There are many reasons to expect a weaker US dollar next year, and perhaps longer, but nothing more important than the Federal Reserve’s new policy stance.
The US dollar rose sharply in March due to its refuge in investment portfolios. Since then, it has fallen by about 12% against a trade-weighted basket of currencies, as the US has been hit even harder by the coronavirus pandemic than most major economies.
As vaccines are rolled out and the world economy collapses, this trade will not necessarily go the other way around. On the contrary, currencies of countries exporting products and manufactured goods are likely to continue strengthening against the dollar, as evidenced by a typical global recovery. Some Asian exporters are already quietly intervening to curb the rise in their currencies.
But this time, reasons to expect a weaker dollar to rise even deeper. For several years before the pandemic, US interest rates at both the long and short ends of the yield curve were significantly higher than in Europe and Japan – a major source of strength for the US currency. However, the premium largely disappeared as the Fed lowered short-term rates to near zero and began a new round of asset purchases. Yields on U.S. Treasury notes for ten years have dropped from nearly 2% at the beginning of the year to about 0.93% so far.
Granted, this is still significantly higher than the yields on Japanese and German government bonds of 0.02% and minus 0.58%, respectively. But real yields in the US are actually lower on an inflation-adjusted basis, shows market economist Simona Gambarini of Capital Economics. In the US, the core consumer price index was 1.6% higher than a year earlier in November. This can be compared to slight deflation in Japan and the eurozone.
This gap in real rates is unlikely to narrow any time soon. After all, in August the Fed promised to keep inflation above its 2% target over a long period of time and not to respond to falling unemployment with preventive rate hikes. Meanwhile, peer-to-peer central banks around the world continue to target inflation rates of around 2%, while shooting well against them.
If markets put the Fed to its word, they will not offer the dollar as usual due to robust inflation or growth figures from the US. That’s why Steven Blitz, an economist at TS Lombard, called the new framework an effective end to traditional “strong dollar” policies of the US government.
Consider, for example, the likely market reaction to a large stimulus package early in the Biden administration. Large doses of deficit spending are usually considered dollar-negative because it means the US will have to import more foreign savings. But stimulus can be seen as dollar-positive if it successfully increases US growth. This time, however, the Fed has essentially promised not to raise rates for the time being in response to positive economic news, so a major stimulus package is likely to be unequivocally negative for the dollar.

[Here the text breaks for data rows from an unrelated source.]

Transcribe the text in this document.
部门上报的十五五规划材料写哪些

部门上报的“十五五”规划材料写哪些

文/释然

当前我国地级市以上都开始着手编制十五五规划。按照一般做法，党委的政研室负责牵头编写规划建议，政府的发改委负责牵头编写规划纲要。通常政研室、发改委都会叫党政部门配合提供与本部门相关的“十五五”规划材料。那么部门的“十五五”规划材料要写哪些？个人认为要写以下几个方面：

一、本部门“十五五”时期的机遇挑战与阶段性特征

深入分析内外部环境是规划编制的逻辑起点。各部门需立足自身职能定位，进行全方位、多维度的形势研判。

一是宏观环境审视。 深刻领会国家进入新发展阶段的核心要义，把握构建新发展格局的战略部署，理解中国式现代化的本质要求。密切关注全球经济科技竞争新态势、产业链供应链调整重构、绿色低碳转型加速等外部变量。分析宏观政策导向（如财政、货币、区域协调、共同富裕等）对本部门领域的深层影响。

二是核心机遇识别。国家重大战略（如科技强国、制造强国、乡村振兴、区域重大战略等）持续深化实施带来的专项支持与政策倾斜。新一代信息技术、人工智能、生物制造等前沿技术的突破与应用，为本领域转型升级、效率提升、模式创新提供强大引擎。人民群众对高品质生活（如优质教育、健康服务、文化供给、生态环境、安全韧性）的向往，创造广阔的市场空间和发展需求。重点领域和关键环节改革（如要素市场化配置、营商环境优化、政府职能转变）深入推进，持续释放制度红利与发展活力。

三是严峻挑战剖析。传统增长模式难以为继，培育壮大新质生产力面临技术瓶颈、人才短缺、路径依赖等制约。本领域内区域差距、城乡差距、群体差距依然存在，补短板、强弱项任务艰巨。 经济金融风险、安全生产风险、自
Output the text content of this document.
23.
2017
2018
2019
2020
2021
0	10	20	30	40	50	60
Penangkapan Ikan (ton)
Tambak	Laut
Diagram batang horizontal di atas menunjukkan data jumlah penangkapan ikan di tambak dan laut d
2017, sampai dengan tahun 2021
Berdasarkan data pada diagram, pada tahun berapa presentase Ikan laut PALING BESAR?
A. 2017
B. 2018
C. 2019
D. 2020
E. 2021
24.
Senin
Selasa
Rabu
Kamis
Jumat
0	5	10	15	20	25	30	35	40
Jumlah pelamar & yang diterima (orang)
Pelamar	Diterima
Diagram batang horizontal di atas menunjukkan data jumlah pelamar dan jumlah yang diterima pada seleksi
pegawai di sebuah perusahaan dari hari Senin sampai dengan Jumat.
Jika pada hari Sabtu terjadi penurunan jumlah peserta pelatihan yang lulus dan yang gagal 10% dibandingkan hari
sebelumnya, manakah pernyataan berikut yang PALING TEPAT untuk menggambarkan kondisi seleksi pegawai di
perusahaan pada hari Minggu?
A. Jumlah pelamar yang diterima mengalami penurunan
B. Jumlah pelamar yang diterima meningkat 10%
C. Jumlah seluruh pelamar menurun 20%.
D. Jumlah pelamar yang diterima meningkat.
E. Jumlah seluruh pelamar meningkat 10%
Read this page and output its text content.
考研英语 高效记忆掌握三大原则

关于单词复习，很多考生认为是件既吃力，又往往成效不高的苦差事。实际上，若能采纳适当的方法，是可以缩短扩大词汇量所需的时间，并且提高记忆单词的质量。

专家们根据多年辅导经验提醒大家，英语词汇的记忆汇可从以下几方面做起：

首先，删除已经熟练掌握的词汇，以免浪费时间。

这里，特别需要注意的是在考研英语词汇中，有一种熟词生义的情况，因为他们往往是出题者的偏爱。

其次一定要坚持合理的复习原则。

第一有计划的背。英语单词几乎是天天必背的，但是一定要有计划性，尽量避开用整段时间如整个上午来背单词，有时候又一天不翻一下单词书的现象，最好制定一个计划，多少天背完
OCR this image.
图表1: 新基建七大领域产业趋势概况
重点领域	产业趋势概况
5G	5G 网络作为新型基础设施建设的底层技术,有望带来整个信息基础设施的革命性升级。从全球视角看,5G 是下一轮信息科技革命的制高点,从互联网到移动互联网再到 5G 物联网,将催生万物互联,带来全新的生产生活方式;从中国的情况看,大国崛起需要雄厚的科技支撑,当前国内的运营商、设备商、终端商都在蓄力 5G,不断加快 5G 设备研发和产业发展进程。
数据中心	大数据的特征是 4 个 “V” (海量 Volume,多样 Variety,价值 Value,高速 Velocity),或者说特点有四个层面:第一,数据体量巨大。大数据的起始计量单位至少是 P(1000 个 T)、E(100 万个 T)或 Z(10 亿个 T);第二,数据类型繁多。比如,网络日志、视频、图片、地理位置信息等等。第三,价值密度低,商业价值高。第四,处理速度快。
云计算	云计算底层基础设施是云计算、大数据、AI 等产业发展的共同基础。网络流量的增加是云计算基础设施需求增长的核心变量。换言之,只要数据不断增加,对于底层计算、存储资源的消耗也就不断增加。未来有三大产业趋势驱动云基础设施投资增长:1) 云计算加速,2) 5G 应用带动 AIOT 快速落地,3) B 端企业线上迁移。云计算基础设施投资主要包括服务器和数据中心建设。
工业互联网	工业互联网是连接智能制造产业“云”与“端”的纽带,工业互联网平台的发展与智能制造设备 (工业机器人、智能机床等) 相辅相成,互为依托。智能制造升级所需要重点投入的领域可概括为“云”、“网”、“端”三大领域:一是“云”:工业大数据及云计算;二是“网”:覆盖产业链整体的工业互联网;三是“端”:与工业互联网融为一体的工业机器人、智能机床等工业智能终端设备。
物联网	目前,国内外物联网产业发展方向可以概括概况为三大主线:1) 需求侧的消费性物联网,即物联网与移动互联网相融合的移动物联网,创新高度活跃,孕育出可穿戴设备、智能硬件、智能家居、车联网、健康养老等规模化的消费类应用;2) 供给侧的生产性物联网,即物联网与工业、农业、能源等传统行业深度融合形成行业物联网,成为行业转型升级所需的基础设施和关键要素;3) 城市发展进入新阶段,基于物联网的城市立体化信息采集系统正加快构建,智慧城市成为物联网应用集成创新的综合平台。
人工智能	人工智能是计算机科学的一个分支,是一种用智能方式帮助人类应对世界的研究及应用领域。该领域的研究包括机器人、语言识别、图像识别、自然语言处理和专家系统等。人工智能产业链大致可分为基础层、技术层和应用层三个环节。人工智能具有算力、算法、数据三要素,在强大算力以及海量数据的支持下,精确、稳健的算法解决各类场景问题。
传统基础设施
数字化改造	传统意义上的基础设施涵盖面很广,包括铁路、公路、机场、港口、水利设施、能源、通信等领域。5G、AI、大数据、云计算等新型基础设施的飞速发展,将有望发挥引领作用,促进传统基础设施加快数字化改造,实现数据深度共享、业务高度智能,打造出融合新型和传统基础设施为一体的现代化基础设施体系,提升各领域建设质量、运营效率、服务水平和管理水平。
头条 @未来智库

None of this has to be bad news for investors. Since most assets are priced in dollars, a weaker dollar often means higher asset prices on everything from stocks to commodities to emerging market bonds. Investors whose net worth is concentrated in dollars should make sure they are diversified, for example by not hedging the currency exposure on their foreign equities, says Brian Rose, senior economist, America at UBS Wealth Management.
The eternally strong dollar may be a thing of the past. Investors are unlikely to miss it.